6.1.4 Effets sur le lien institution/groupe/individu

Cela suppose de ne pas perdre de vue le contexte institutionnel et les différentes conceptions du soin, ainsi que le sens même d’une pratique psychothérapique en référence à la psychopathologie clinique. La fragilité psychique du sujet dément est telle que la qualité de son environnement doit être pensé dans le cadre de la prise en charge, car il se produit du fait du changement d’environnement une charge potentiellement destructrice ou au contraire constructrice suivant les réactions de ce nouvel environnement.

Dans ma position de psychologue clinicien, le travail institutionnel me concerne directement en situation de sujet «partie prenante» (comme sujet impliqué partageant la culture de l’institution) en lien avec la mission première de l’institution centrée sur le soin et le «prendre soin». L’approche psychodynamique centre sa réflexion sur le sens des pratiques, dans le cadre institutionnel dans la prise en compte des écarts avec la mission première de l’institution.

Ce lien individu/groupe/institution est nécessaire à interroger de façon régulière, car le sujet dément est «restauré» dans son statut de sujet par la subjectivité.

Ce qui suppose de construire le travail à partir du patient d’abord, dans l’ici et maintenant, c’est-à-dire le patient dans l’état où il est, depuis l’admission dans l’institution jusqu’à la prise en soins de type psychothérapie. C’est d’abord connaître la position actuelle du patient dément comme base d’un diagnostic relationnel, selon G. Le Gouès. Le projet de soins viendra dans un second temps et après avoir entendu la famille à partir du travail d’alliance possible avec l’environnement familial. Il y a une souffrance des deux, famille et patient, en particulier dans la démence de type Alzheimer, car la violence de « perdre l’autre  » comme père ou mère, comme être humain, est une souffrance portée d’abord par l’entourage. Dans l’institution, il m’a paru important de rencontrer le patient d’abord pour l’investir à nouveau (ré-instaurer une place), pour montrer qu’il n’y a pas que la douleur de la perte, pour découvrir qu’on peut ré-investir une relation (élaboration du deuil), et trouver une capacité à s’identifier.

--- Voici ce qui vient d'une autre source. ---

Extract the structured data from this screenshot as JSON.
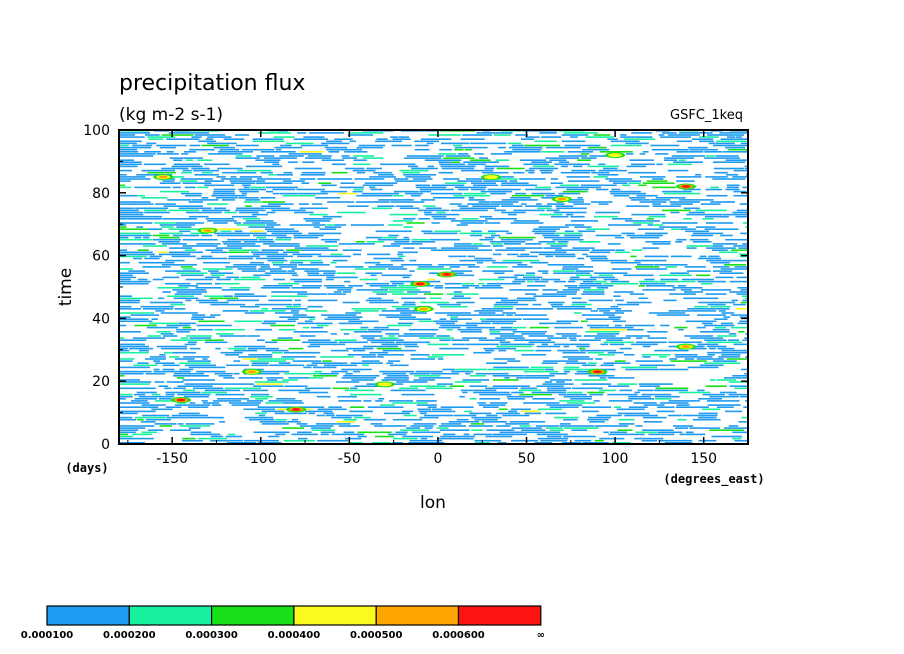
{
  "chart_data": {
    "type": "heatmap",
    "title": "precipitation flux",
    "units": "(kg m-2 s-1)",
    "model": "GSFC_1keq",
    "xlabel": "lon",
    "x_units": "(degrees_east)",
    "ylabel": "time",
    "y_units": "(days)",
    "xlim": [
      -180,
      175
    ],
    "ylim": [
      0,
      100
    ],
    "x_ticks": [
      "-150",
      "-100",
      "-50",
      "0",
      "50",
      "100",
      "150"
    ],
    "y_ticks": [
      "0",
      "20",
      "40",
      "60",
      "80",
      "100"
    ],
    "colorbar": {
      "levels": [
        "0.000100",
        "0.000200",
        "0.000300",
        "0.000400",
        "0.000500",
        "0.000600",
        "∞"
      ],
      "colors": [
        "#1e9bf0",
        "#18f0a0",
        "#18e018",
        "#fafa1e",
        "#ffa500",
        "#ff1414"
      ]
    },
    "hotspots": [
      {
        "lon": 5,
        "time": 54,
        "level": 5
      },
      {
        "lon": -10,
        "time": 51,
        "level": 5
      },
      {
        "lon": -8,
        "time": 43,
        "level": 4
      },
      {
        "lon": -145,
        "time": 14,
        "level": 5
      },
      {
        "lon": -80,
        "time": 11,
        "level": 5
      },
      {
        "lon": -105,
        "time": 23,
        "level": 4
      },
      {
        "lon": 90,
        "time": 23,
        "level": 5
      },
      {
        "lon": 140,
        "time": 31,
        "level": 4
      },
      {
        "lon": 140,
        "time": 82,
        "level": 5
      },
      {
        "lon": 70,
        "time": 78,
        "level": 4
      },
      {
        "lon": -155,
        "time": 85,
        "level": 4
      },
      {
        "lon": -130,
        "time": 68,
        "level": 4
      },
      {
        "lon": 30,
        "time": 85,
        "level": 3
      },
      {
        "lon": -30,
        "time": 19,
        "level": 3
      },
      {
        "lon": 100,
        "time": 92,
        "level": 3
      }
    ]
  }
}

Il y a eu une fracture avant le placement (conséquence), et il faut mettre en place un processus de ré-investissement (passage du statut de parent à celui de malade, c’est-à-dire pouvoir se dire « mon père est malade » en présence de quelqu’un. C’est un travail sur la perte, la violence de la perte, l’acceptation de la perte de l’image du parent d’avant. S’agit-il de l’engagement d’un travail de deuil qui passe par l’expérience de la séparation physique pour figurer une équivalence entre le travail de deuil et l’admission ? Réalité du placement comme condition (équivalent) qui permet l’accomplissement d’un certain travail de deuil, en présence de quelqu’un ? L’événement « décision de placement » prise par la famille, en appui sur le diagnostic médical, renvoie à l’idée d’une séparation physique qui précéderait la séparation psychologique, faisant l’impasse (déni ?) d’un travail sur la séparation en terme d’acceptation des changements. Nous avons souvent noté le « besoin » d’un témoin extérieur (« aidez-moi à savoir ou j’en suis ») adressé en même temps que la disqualification même de l’intervention d’un tiers : nous retrouvons ces situations de crise individuelle jusqu’à la mise en crise du groupe familial (en demande d’hospitalisation), quand la confusion des rôles de chacun est venue effacer la place de chacun dans la structure familiale.